Et donc ça, c’est un outil qui est créé dans une perspective d’apporter quelque chose à notre société, qui a des accords avec toutes les institutions qui ont donné les données pour entraîner l’IA, même si son algorithme a été créé par un des géants du secteur. Mais la future certification ne serait pas limitée à ces IA particulières, l’idée est aussi de proposer que les grands systèmes d’IA (les plus populaires, NDLR) soient développés de cette manière-là.
Concrètement, vous avez publié « un article de recherche » le 19 septembre dernier : quelles sont vos prochaines étapes ?
L’idée de créer un mécanisme de certification pour l’IA est issue de notre dernier rapport publié en février dernier. C’était une des chercheuses, Martha Cantero Gamito (professeur de droit des technologies de l’information et chercheuse à l’école de Florence, NDLR), qui avait proposé cette idée de label IA d’intérêt public, et qui avait fait cette proposition. Ce papier de recherche n’est que la toute première étape.
Nous allons organiser une série d’ateliers avec différents acteurs comme l’Unesco, d’autres associations et des pays du Partenariat, l’idée étant que ça aboutisse à quelque chose de concret, au coup d’envoi à la création de ce mécanisme, pour le Sommet sur l’IA qui est planifié en février à Paris (le Forum sur l’Information et la Démocratie vise à mettre en œuvre les principes du « Partenariat pour l’information et la démocratie », un texte approuvé par 52 États, NDLR).
Pour lancer ce label, il y a deux étapes. D’une, il faut d’abord définir le système et la structure de gouvernance. Une fois que ça, c’est fait, il faut définir ses critères d’évaluation, et lancer un processus de standardisation (cad, définir ce à quoi il faudrait répondre pour bénéficier de ce label, NDLR) – et cela pourrait facilement prendre un an pour vraiment définir les critères, dans le détail.
Justement, quels seraient les critères de ce label, qui pourrait le piloter et le gérer ?
Nous proposons de créer une institution indépendante, qui sera chargée de définir les standards et de les réviser.
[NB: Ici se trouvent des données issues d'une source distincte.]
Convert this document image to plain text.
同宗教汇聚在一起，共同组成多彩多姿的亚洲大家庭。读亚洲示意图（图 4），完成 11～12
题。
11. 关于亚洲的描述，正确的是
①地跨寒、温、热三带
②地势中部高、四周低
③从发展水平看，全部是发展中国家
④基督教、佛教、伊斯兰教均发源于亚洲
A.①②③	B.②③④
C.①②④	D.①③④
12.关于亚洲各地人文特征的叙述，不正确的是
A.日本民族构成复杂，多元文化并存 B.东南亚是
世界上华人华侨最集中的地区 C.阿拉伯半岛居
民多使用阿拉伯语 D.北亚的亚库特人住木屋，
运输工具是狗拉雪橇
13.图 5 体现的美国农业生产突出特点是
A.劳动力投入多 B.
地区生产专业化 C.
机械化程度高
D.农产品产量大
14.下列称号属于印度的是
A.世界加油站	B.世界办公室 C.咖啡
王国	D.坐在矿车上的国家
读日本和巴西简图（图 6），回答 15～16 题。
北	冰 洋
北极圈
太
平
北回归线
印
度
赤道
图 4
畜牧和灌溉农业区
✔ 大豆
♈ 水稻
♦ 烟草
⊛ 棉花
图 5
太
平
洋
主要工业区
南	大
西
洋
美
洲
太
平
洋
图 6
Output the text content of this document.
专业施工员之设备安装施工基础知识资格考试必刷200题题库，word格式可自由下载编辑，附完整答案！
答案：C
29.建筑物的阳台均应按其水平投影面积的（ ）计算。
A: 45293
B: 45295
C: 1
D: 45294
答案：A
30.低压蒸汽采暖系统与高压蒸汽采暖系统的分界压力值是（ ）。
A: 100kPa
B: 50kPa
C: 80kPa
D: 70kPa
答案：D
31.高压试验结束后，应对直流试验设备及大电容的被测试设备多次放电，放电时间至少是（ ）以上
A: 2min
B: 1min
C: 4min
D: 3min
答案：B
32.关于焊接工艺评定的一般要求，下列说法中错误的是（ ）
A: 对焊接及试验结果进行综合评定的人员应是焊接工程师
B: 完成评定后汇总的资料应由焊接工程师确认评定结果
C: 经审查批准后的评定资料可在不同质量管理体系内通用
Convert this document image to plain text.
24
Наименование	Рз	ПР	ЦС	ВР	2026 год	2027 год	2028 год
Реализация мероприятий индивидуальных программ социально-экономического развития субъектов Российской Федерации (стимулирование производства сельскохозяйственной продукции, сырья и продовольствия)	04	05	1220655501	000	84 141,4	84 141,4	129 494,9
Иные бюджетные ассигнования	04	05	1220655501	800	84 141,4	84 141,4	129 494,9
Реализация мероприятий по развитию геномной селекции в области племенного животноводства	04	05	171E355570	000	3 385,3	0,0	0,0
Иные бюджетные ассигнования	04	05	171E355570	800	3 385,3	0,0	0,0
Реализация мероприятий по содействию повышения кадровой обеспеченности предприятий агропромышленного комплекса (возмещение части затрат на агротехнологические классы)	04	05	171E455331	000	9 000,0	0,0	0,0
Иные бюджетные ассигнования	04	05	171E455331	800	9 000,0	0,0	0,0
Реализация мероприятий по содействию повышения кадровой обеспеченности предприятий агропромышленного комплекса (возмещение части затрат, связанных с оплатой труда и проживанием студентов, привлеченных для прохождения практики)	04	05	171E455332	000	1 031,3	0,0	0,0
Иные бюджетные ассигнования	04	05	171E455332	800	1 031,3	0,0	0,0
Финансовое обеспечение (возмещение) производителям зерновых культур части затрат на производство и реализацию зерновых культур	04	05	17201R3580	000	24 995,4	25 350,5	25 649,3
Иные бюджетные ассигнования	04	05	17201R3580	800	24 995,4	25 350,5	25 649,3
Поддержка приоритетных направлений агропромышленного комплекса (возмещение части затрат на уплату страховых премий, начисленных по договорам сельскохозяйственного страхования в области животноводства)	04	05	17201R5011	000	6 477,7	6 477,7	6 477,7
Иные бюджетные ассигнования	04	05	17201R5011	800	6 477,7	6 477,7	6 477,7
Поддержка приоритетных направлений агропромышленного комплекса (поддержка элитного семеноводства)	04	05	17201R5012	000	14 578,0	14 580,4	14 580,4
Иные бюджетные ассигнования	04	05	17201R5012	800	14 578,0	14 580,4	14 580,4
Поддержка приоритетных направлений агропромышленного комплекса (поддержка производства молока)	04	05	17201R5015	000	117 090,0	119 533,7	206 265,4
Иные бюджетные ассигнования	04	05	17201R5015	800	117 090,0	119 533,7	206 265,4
Elle pourrait travailler avec des institutions de certification qui sont aujourd’hui déjà très réglementées, comme les normes ISO.
En gros, il y aurait deux types de critères. Les premiers porteront plutôt sur l’entreprise qui propose et qui déploie l’outil d’IA, et son fonctionnement. Respecte-t-elle le droit du travail, prévoit-elle une gouvernance démocratique, protège-t-elle les lanceurs d’alerte, a-t-elle un impact environnemental, peut-elle créer un outil dans l’intérêt public ?
Les seconds tournent autour des systèmes d’IA en eux-même et leurs bases des données, le droit d’auteur et la vie privée sont-ils respectés ? Y a-t-il une certaine transparence, d’autres acteurs ont-ils participé à la création de ce système et à définir quels sont les risques acceptables et inacceptables ? Aujourd’hui, les questions importantes sont tranchées derrière des portes fermées, et uniquement par l’entreprise.
Construire puis mettre en place cette certification va prendre du temps : n’arrivera-t-elle pas trop tard ?
Effectivement, ça aurait été mieux de l’avoir il y a cinq ans, et dès le début du lancement des systèmes d’IA. Mais pour nous, il n’est jamais trop tard. On le voit aujourd’hui avec les réseaux sociaux, les législations avec des règles plus strictes sont arrivées bien après (leur lancement et leur adoption en masse, NDLR). En plus, le développement des IA n’est pas arrêté, leur puissance et leur capacité vont augmenter.
L’idée de ce label, c’est aussi sortir de l’approche adoptée par exemple par la loi européenne (l’AI Act) qui est « d’éviter les risques » ou de « maîtriser les risques ». Il s’agit au contraire d’apporter quelque chose de complémentaire avec les législations en cours d’adoption, de créer un mécanisme qui consiste à encourager quelque chose de positif.